For didactic purposes I solve with Mathematica the following problem
(see Vasilyev's box on p. 17): when the area of
the projection of a rotating cuboid in the three-dimensional space with coordinates x,y,z
onto
the xOy plane is maximum? (The problem has the exact symbolic answer,
but I don't know an accurate proof of that.)
I consider a concrete cuboid 1 x 3 x 2 since Mathematica (and other CASes) does not operate with
abstract geometric objects. I rotate its vertices by EulerMatrix
. Then I find their projections,
cutting the third coordinate, and find the area of the convex hull of the projected vertices. Here is my code.
ClearAll["Global`*"];
f[\[Alpha]_,\[Beta]_,\[Gamma]_]:= Area[ConvexHullMesh[Table[(EulerMatrix[{\[Alpha],\[Beta],\[Gamma]}].x)[[1;;2]],
{x, {{0, 0, 0}, {1, 0, 0}, {0, 3, 0}, {1, 3, 0}, {0, 0, 2}, {1, 0, 2}, {0, 3, 2}, {1, 3, 2}}}]]]
f[-Pi/4, Pi/3, Pi/6]
(*6.86603*)
NMaximize[{f[a, b, c],a >= -Pi && a <= Pi && b >= 0 && b <= Pi && c >= -Pi &&
c <= Pi}, {a, b, c}, Method -> "DifferentialEvolution"]
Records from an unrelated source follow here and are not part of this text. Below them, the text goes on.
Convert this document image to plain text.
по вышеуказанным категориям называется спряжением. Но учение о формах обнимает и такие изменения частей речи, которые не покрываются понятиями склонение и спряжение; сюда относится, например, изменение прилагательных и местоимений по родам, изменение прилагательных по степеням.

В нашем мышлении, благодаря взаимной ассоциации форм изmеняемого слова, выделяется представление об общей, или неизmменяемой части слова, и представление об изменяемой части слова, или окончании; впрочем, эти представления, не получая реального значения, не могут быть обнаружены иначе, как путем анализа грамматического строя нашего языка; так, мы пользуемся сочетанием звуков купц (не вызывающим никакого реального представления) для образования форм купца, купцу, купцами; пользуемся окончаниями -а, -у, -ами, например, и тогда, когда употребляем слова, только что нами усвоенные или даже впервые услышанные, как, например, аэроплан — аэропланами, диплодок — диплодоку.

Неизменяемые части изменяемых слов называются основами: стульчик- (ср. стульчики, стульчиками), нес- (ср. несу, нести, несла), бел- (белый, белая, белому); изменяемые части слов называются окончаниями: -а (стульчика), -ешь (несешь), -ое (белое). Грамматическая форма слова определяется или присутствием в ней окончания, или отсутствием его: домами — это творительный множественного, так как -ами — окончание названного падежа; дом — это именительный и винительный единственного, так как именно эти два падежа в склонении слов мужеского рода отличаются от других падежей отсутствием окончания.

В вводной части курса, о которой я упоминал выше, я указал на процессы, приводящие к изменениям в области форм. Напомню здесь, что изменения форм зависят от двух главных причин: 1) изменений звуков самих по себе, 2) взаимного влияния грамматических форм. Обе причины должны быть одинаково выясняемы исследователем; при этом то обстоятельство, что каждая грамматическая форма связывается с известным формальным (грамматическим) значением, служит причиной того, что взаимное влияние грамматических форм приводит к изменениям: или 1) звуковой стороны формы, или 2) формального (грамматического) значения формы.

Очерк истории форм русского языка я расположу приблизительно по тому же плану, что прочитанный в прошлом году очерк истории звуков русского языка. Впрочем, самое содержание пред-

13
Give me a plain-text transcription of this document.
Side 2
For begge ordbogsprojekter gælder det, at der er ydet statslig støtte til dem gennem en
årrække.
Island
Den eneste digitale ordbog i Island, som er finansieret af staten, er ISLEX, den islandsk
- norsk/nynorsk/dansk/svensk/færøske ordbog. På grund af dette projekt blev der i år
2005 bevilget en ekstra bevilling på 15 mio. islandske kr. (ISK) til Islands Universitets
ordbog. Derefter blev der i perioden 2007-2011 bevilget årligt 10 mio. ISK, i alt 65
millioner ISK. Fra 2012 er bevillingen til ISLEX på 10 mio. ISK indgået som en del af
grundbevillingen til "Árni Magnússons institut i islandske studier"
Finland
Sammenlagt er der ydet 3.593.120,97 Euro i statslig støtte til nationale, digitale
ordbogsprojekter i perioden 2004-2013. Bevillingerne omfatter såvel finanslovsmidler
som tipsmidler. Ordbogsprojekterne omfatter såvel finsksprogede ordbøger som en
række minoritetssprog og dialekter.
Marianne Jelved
(*{7.,{a->-2.55692,b->1.12789,c->-0.321751}}*)
and a lot of error communications. To be sure,
NMaximize[{f[a, b, c],a >= -Pi && a <= Pi && b >= 0 && b <= Pi && c >= -Pi &&
c <= Pi}, {a, b, c}, Method -> "RandomSearch"]
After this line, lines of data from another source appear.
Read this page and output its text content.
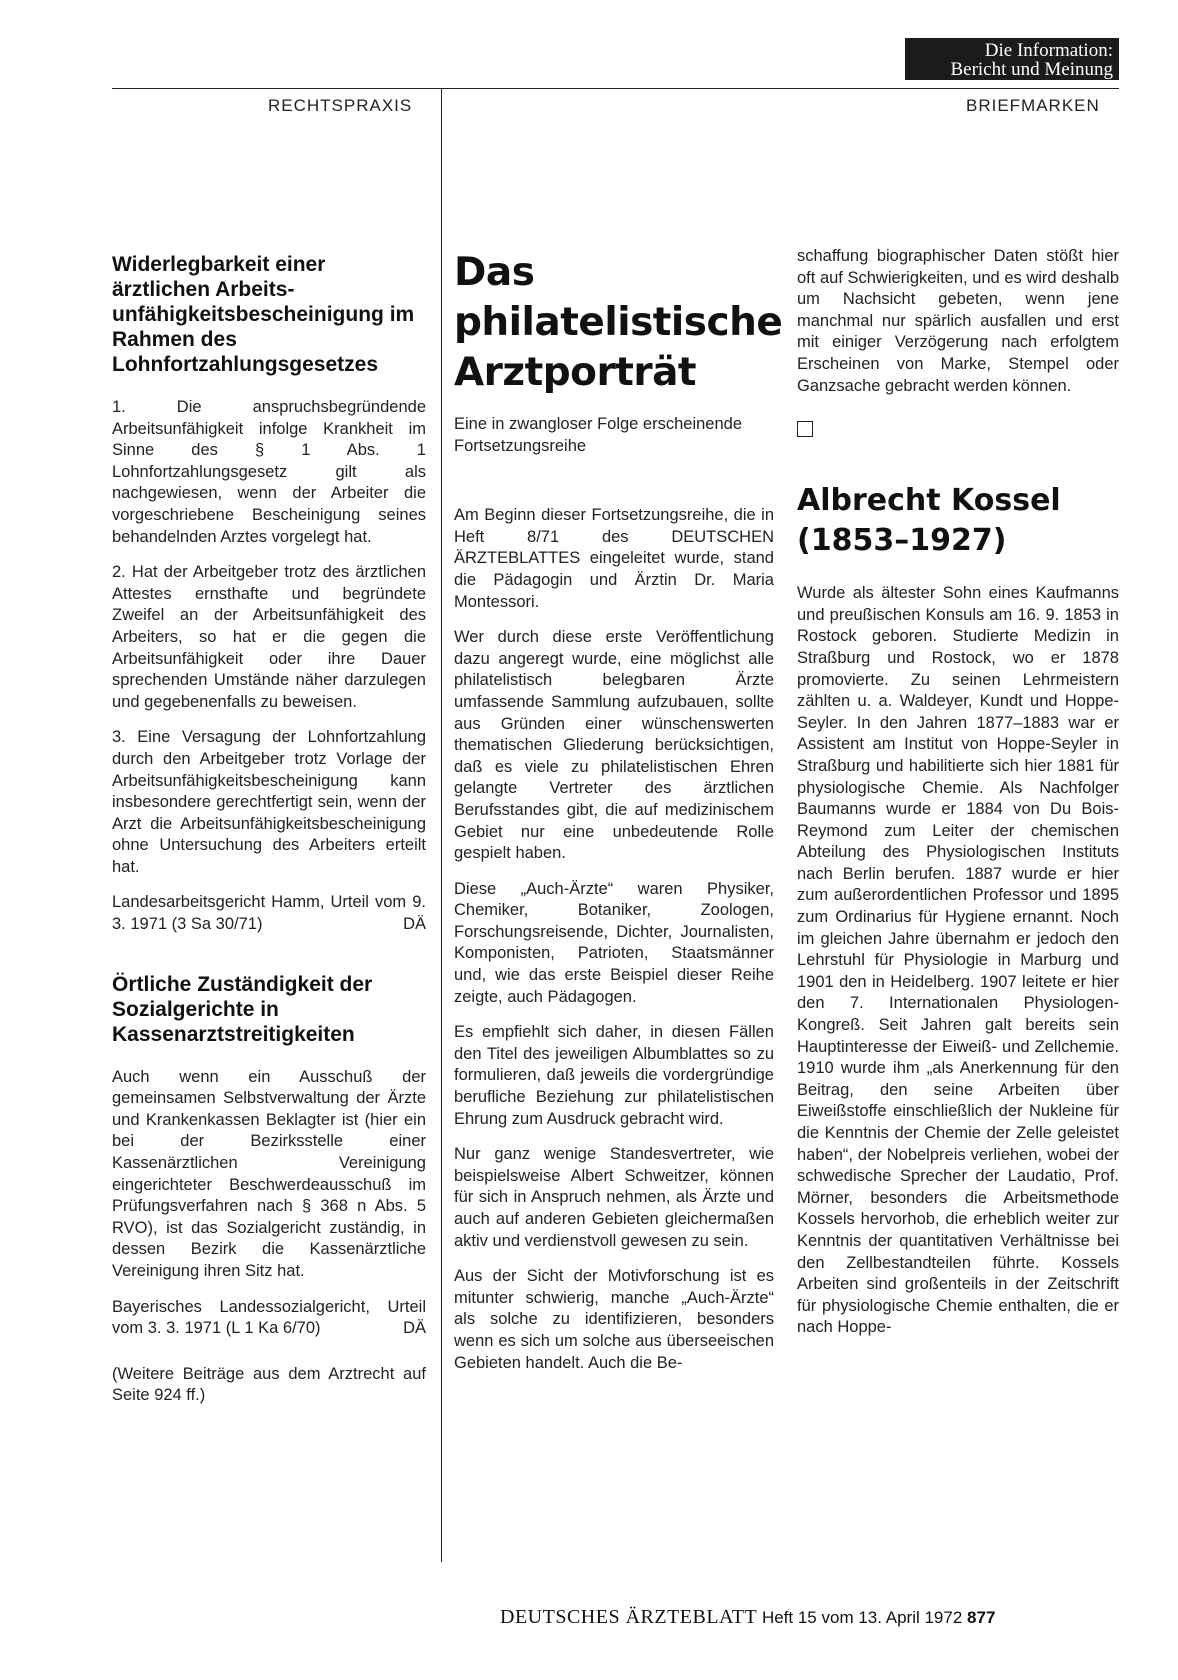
Die Information:
Bericht und Meinung
RECHTSPRAXIS	BRIEFMARKEN
Widerlegbarkeit einer ärztlichen Arbeitsunfähigkeitsbescheinigung im Rahmen des Lohnfortzahlungsgesetzes

1. Die anspruchsbegründende Arbeitsunfähigkeit infolge Krankheit im Sinne des § 1 Abs. 1 Lohnfortzahlungsgesetz gilt als nachgewiesen, wenn der Arbeiter die vorgeschriebene Bescheinigung seines behandelnden Arztes vorgelegt hat.

2. Hat der Arbeitgeber trotz des ärztlichen Attestes ernsthafte und begründete Zweifel an der Arbeitsunfähigkeit des Arbeiters, so hat er die gegen die Arbeitsunfähigkeit oder ihre Dauer sprechenden Umstände näher darzulegen und gegebenenfalls zu beweisen.

3. Eine Versagung der Lohnfortzahlung durch den Arbeitgeber trotz Vorlage der Arbeitsunfähigkeitsbescheinigung kann insbesondere gerechtfertigt sein, wenn der Arzt die Arbeitsunfähigkeitsbescheinigung ohne Untersuchung des Arbeiters erteilt hat.

Landesarbeitsgericht Hamm, Urteil vom 9. 3. 1971 (3 Sa 30/71)	DÄ

Örtliche Zuständigkeit der Sozialgerichte in Kassenarztstreitigkeiten

Auch wenn ein Ausschuß der gemeinsamen Selbstverwaltung der Ärzte und Krankenkassen Beklagter ist (hier ein bei der Bezirksstelle einer Kassenärztlichen Vereinigung eingerichteter Beschwerdeausschuß im Prüfungsverfahren nach § 368 n Abs. 5 RVO), ist das Sozialgericht zuständig, in dessen Bezirk die Kassenärztliche Vereinigung ihren Sitz hat.

Bayerisches Landessozialgericht, Urteil vom 3. 3. 1971 (L 1 Ka 6/70)	DÄ

(Weitere Beiträge aus dem Arztrecht auf Seite 924 ff.)

Das
philatelistische
Arztporträt
Eine in zwangloser Folge erscheinende Fortsetzungsreihe

Am Beginn dieser Fortsetzungsreihe, die in Heft 8/71 des DEUTSCHEN ÄRZTEBLATTES eingeleitet wurde, stand die Pädagogin und Ärztin Dr. Maria Montessori.

Wer durch diese erste Veröffentlichung dazu angeregt wurde, eine möglichst alle philatelistisch belegbaren Ärzte umfassende Sammlung aufzubauen, sollte aus Gründen einer wünschenswerten thematischen Gliederung berücksichtigen, daß es viele zu philatelistischen Ehren gelangte Vertreter des ärztlichen Berufsstandes gibt, die auf medizinischem Gebiet nur eine unbedeutende Rolle gespielt haben.

Diese „Auch-Ärzte“ waren Physiker, Chemiker, Botaniker, Zoologen, Forschungsreisende, Dichter, Journalisten, Komponisten, Patrioten, Staatsmänner und, wie das erste Beispiel dieser Reihe zeigte, auch Pädagogen.

Es empfiehlt sich daher, in diesen Fällen den Titel des jeweiligen Albumblattes so zu formulieren, daß jeweils die vordergründige berufliche Beziehung zur philatelistischen Ehrung zum Ausdruck gebracht wird.

Nur ganz wenige Standesvertreter, wie beispielsweise Albert Schweitzer, können für sich in Anspruch nehmen, als Ärzte und auch auf anderen Gebieten gleichermaßen aktiv und verdienstvoll gewesen zu sein.

Aus der Sicht der Motivforschung ist es mitunter schwierig, manche „Auch-Ärzte“ als solche zu identifizieren, besonders wenn es sich um solche aus überseeischen Gebieten handelt. Auch die Be-

schaffung biographischer Daten stößt hier oft auf Schwierigkeiten, und es wird deshalb um Nachsicht gebeten, wenn jene manchmal nur spärlich ausfallen und erst mit einiger Verzögerung nach erfolgtem Erscheinen von Marke, Stempel oder Ganzsache gebracht werden können.

Albrecht Kossel
(1853–1927)

Wurde als ältester Sohn eines Kaufmanns und preußischen Konsuls am 16. 9. 1853 in Rostock geboren. Studierte Medizin in Straßburg und Rostock, wo er 1878 promovierte. Zu seinen Lehrmeistern zählten u. a. Waldeyer, Kundt und Hoppe-Seyler. In den Jahren 1877–1883 war er Assistent am Institut von Hoppe-Seyler in Straßburg und habilitierte sich hier 1881 für physiologische Chemie. Als Nachfolger Baumanns wurde er 1884 von Du Bois-Reymond zum Leiter der chemischen Abteilung des Physiologischen Instituts nach Berlin berufen. 1887 wurde er hier zum außerordentlichen Professor und 1895 zum Ordinarius für Hygiene ernannt. Noch im gleichen Jahre übernahm er jedoch den Lehrstuhl für Physiologie in Marburg und 1901 den in Heidelberg. 1907 leitete er hier den 7. Internationalen Physiologen-Kongreß. Seit Jahren galt bereits sein Hauptinteresse der Eiweiß- und Zellchemie. 1910 wurde ihm „als Anerkennung für den Beitrag, den seine Arbeiten über Eiweißstoffe einschließlich der Nukleine für die Kenntnis der Chemie der Zelle geleistet haben“, der Nobelpreis verliehen, wobei der schwedische Sprecher der Laudatio, Prof. Mörner, besonders die Arbeitsmethode Kossels hervorhob, die erheblich weiter zur Kenntnis der quantitativen Verhältnisse bei den Zellbestandteilen führte. Kossels Arbeiten sind großenteils in der Zeitschrift für physiologische Chemie enthalten, die er nach Hoppe-

DEUTSCHES ÄRZTEBLATT Heft 15 vom 13. April 1972 877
(*{7., {a -> -1.73782, b -> 2.01371, c -> 0.321751}}*)
(a lot of error communications as a bonus) and
NMinimize[{f[a, b, c],a >= -Pi && a <= Pi && b >= 0 && b <= Pi && c >= -Pi &&
c <= Pi}, {a, b, c}, Method -> "RandomSearch"]
(*{2., {a -> -2.01037, b -> 1.5708, c -> 1.5708}}*)
The question arises: is it possible to obtain the exact solution with help of Mathematica?